'.recme File Extension' Ransomware

The '.recme File Extension' Ransomware is a new version of the Scarab Ransomware, a Trojan that locks the recreational and work-related files on your PC so that you pay its ransom. The '.recme File Extension' Ransomware may overwrite the filenames or add extensions to them, as well as create text-based ransoming notes. Ignore the demands for payment, if possible, and use free recovery solutions for your media after uninstalling the '.recme File Extension' Ransomware with any trusted anti-malware product.

A Case of Impatient Extortion Abetted by Encryption

Alongside the also-just-released Dan@cock.email Ransomware, malware experts are confirming the simultaneous distribution of another version of the Scarab Ransomware's family, the '.recme File Extension' Ransomware. As a threat that's, likely, under the administrative management of a separate group of threat actors, the '.recme File Extension' Ransomware's distribution exploits are highly unpredictable potentially, although its data-locking features remain working seemingly, as usual. Infections associated with the threat can block most media-related file formats in a minimum of time and suppress any symptoms until afterward.

Instead of using a default cryptography API call, the '.recme File Extension' Ransomware uses an AES encryption feature with all of the data-enciphering information embedded inside the program. This attack may lock Word documents, JPG or BMP pictures, and a range of other file formats, while also appending '.recme' extensions into their names. Malware experts haven't confirmed the use of Base64-patterned renaming, which also is commonplace in the Scarab Ransomware's family, and can prevent users from identifying any specific files.

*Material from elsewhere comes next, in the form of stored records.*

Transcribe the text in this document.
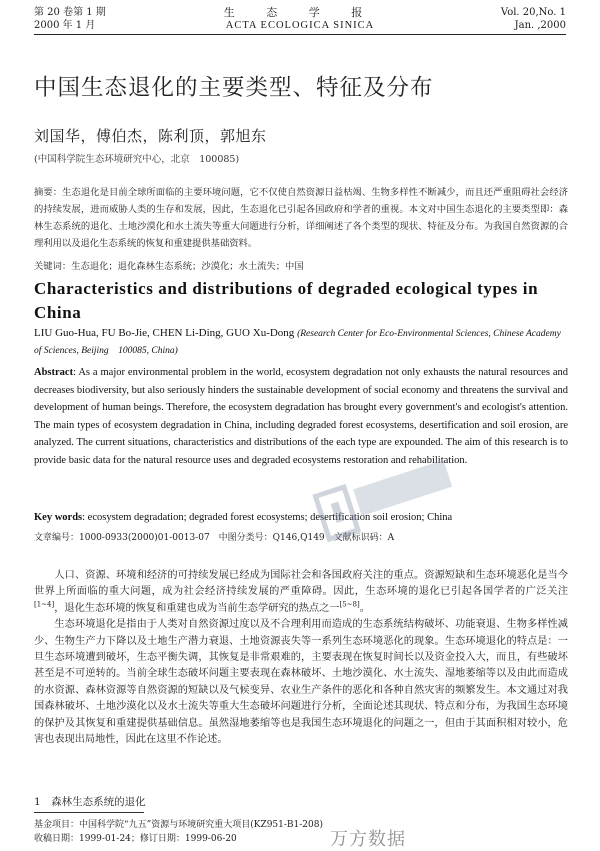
第 20 卷第 1 期
2000 年 1 月
生 态 学 报
ACTA ECOLOGICA SINICA
Vol. 20,No. 1
Jan. ,2000
中国生态退化的主要类型、特征及分布
刘国华，傅伯杰，陈利顶，郭旭东
(中国科学院生态环境研究中心，北京　100085)
摘要：生态退化是目前全球所面临的主要环境问题，它不仅使自然资源日益枯竭、生物多样性不断减少，而且还严重阻碍社会经济的持续发展，进而威胁人类的生存和发展，因此，生态退化已引起各国政府和学者的重视。本文对中国生态退化的主要类型即：森林生态系统的退化、土地沙漠化和水土流失等重大问题进行分析，详细阐述了各个类型的现状、特征及分布。为我国自然资源的合理利用以及退化生态系统的恢复和重建提供基础资料。
关键词：生态退化；退化森林生态系统；沙漠化；水土流失；中国
Characteristics and distributions of degraded ecological types in China
LIU Guo-Hua, FU Bo-Jie, CHEN Li-Ding, GUO Xu-Dong (Research Center for Eco-Environmental Sciences, Chinese Academy of Sciences, Beijing　100085, China)
Abstract: As a major environmental problem in the world, ecosystem degradation not only exhausts the natural resources and decreases biodiversity, but also seriously hinders the sustainable development of social economy and threatens the survival and development of human beings. Therefore, the ecosystem degradation has brought every government's and ecologist's attention. The main types of ecosystem degradation in China, including degraded forest ecosystems, desertification and soil erosion, are analyzed. The current situations, characteristics and distributions of the each type are expounded. The aim of this research is to provide basic data for the natural resource uses and degraded ecosystems restoration and rehabilitation.
Key words: ecosystem degradation; degraded forest ecosystems; desertification soil erosion; China
文章编号：1000-0933(2000)01-0013-07　中图分类号：Q146,Q149　文献标识码：A

人口、资源、环境和经济的可持续发展已经成为国际社会和各国政府关注的重点。资源短缺和生态环境恶化是当今世界上所面临的重大问题，成为社会经济持续发展的严重障碍。因此，生态环境的退化已引起各国学者的广泛关注[1~4]，退化生态环境的恢复和重建也成为当前生态学研究的热点之一[5~8]。

生态环境退化是指由于人类对自然资源过度以及不合理利用而造成的生态系统结构破坏、功能衰退、生物多样性减少、生物生产力下降以及土地生产潜力衰退、土地资源丧失等一系列生态环境恶化的现象。生态环境退化的特点是：一旦生态环境遭到破坏，生态平衡失调，其恢复是非常艰难的，主要表现在恢复时间长以及资金投入大，而且，有些破坏甚至是不可逆转的。当前全球生态破坏问题主要表现在森林破坏、土地沙漠化、水土流失、湿地萎缩等以及由此而造成的水资源、森林资源等自然资源的短缺以及气候变异、农业生产条件的恶化和各种自然灾害的频繁发生。本文通过对我国森林破坏、土地沙漠化以及水土流失等重大生态破坏问题进行分析，全面论述其现状、特点和分布，为我国生态环境的保护及其恢复和重建提供基础信息。虽然湿地萎缩等也是我国生态环境退化的问题之一，但由于其面积相对较小，危害也表现出局地性，因此在这里不作论述。

1　森林生态系统的退化
基金项目：中国科学院“九五”资源与环境研究重大项目(KZ951-B1-208)
收稿日期：1999-01-24；修订日期：1999-06-20	万方数据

The '.recme File Extension' Ransomware also uses an aggressive variant of a Notepad ransoming message that is traditional in some members of the Trojan's family. The threat actors demand their ransom for unlocking the files within two days and claim that they'll publicize the corrupted files if they receive no payment. So far, malware researchers are finding no evidence of file-collecting or data-uploading features in the '.recme File Extension' Ransomware and such functions aren't typical of the Scarab Ransomware's numerous variants.

Keeping Your Files from Getting Wrecked by the '.recme File Extension' Ransomw

Timing-based pressure is an increasingly-seen addition to ransom notes from the Scarab Ransomware's variants, with other examples of different pressuring tactics at work including both the Scarabey Ransomware and the Scarab-Danger Ransomware. However, the associated threats are almost always bluffs. Since the '.recme File Extension' Ransomware doesn't include any spyware-related features of note, paying the ransom has no impact on the publicizing of any data. Malware experts also recommend testing all free decryption programs before you pay for a criminal's equivalent software.

Default Windows backups are routine targets of deletion by the '.recme File Extension' Ransomware and other versions of the Scarab Ransomware, such as May's Scarab-Walker Ransomware, Scarab-Horsia Ransomware, and Scarab-Osk Ransomware. Keep your backups on another device, such as a portable USB or cloud service, for protecting your media from these threats. Many anti-malware products also are capable of intercepting and deleting the '.recme File Extension' Ransomware at its installation point, such as an e-mail attachment, as well as after infection.

It shouldn't be surprising that criminals who harm strangers' files for money are also dishonest. The '.recme File Extension' Ransomware is a repeating example of an underground industry that makes its money from the gullible and irresponsible, and it's up to individual PC users to keep those profits as low as possible.